MONTREAL — Lebih dari 45 negara menandatangani janji di Montreal pada hari Kamis untuk memulangkan warga sipil, tawanan perang dan anak-anak yang diambil oleh Rusia sejak Rusia menginvasi Ukraina ke Ukraina.

Menteri Luar Negeri Kanada Mélanie Joly mengatakan negara-negara tersebut sepakat untuk mengoordinasikan upaya mengumpulkan informasi tentang warga Ukraina yang ditahan di Rusia dan menciptakan jalur aman bagi kepulangan mereka.

“Kehidupan manusia harus dilindungi. Anak-anak, warga sipil, dan tawanan perang harus diizinkan kembali ke rumah mereka,” katanya dalam konferensi pers pada penutupan pertemuan puncak dua hari mengenai dimensi kemanusiaan dalam perang.

Menteri Luar Negeri Ukraina Andrii Sybiha mengatakan hampir 42.000 warga Ukraina hilang, dan hampir 20.000 anak-anak telah dideportasi ke Rusia. Dia mengatakan 860 anak-anak Ukraina telah dipulangkan hingga saat ini.

Joly mengatakan deklarasi bersama hari Kamis akan membantu mengoordinasikan upaya yang ada untuk menemukan warga Ukraina yang hilang. Dia mengatakan Qatar, Afrika Selatan dan Tahta Suci telah sepakat untuk bertindak sebagai perantara dalam merundingkan kembalinya tawanan perang, warga sipil dan anak-anak. Lituania dan Qatar akan bertindak sebagai negara transit bagi warga Ukraina yang dibebaskan.

Para pejabat tidak merilis daftar lebih dari 70 negara yang mengirimkan delegasi ke Montreal minggu ini, dan tidak jelas negara mana yang telah menandatangani janji tersebut pada Kamis malam. Namun beberapa pemain besar tidak hadir, antara lain Tiongkok, India, dan Brasil. Meksiko dan Afrika Selatan menghadiri konferensi tersebut.

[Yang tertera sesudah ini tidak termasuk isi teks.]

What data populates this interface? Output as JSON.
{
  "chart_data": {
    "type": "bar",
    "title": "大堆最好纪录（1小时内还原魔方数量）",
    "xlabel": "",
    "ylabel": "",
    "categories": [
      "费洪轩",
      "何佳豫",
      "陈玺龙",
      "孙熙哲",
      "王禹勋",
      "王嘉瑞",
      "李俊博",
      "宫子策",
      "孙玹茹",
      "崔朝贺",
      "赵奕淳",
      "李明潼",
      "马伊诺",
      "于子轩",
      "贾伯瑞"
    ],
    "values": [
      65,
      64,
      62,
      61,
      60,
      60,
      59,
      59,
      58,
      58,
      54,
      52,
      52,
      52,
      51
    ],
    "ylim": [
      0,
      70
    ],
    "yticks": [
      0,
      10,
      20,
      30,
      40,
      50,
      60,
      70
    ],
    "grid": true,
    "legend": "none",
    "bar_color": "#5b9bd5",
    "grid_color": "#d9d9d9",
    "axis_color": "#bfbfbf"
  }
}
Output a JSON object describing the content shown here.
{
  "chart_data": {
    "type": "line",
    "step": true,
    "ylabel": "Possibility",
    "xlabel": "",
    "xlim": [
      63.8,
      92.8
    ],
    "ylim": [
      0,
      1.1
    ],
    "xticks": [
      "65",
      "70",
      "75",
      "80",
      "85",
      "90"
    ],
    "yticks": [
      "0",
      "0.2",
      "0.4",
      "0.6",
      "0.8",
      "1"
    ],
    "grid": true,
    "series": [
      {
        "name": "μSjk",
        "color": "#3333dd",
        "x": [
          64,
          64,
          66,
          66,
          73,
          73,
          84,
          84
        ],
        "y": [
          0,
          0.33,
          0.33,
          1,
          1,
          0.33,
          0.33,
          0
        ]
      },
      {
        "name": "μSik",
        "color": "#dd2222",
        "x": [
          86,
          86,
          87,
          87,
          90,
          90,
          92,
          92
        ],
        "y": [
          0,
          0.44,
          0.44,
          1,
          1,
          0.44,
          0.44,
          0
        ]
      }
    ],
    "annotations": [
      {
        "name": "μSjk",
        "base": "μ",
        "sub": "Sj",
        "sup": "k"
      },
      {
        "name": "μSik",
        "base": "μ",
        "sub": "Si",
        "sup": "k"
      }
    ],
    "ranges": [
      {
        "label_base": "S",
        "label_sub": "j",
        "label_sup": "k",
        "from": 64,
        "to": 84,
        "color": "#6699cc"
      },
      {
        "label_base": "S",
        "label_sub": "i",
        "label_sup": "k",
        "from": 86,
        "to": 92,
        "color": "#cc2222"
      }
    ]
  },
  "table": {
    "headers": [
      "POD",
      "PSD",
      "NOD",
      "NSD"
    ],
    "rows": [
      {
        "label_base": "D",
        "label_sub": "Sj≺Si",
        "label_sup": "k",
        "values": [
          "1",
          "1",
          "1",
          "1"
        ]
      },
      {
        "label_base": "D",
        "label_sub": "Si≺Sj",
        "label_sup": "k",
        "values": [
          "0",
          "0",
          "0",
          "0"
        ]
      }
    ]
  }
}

Joly mengatakan banyak negara merasakan “tekanan langsung dari Rusia” untuk tidak menghadiri KTT tersebut. “Rusia menyampaikan banyak pernyataan di banyak ibu kota dunia yang mengatakan bahwa mereka tidak boleh datang ke Montreal,” katanya. “Ini menunjukkan bahwa apa yang kami lakukan adalah menyoroti isu yang mempermalukan Rusia.”

ICC sebelumnya mengeluarkan surat perintah penangkapan bagi Presiden Rusia Vladimir Putin dan komisaris hak-hak anak-anaknya, Maria Lvova-Belova, menuduh mereka melakukan kejahatan perang berupa deportasi anak-anak secara tidak sah dan pemindahan anak-anak secara tidak sah anak-anak dari wilayah pendudukan Ukraina hingga Rusia. Moskow telah menolak tuduhan tersebut.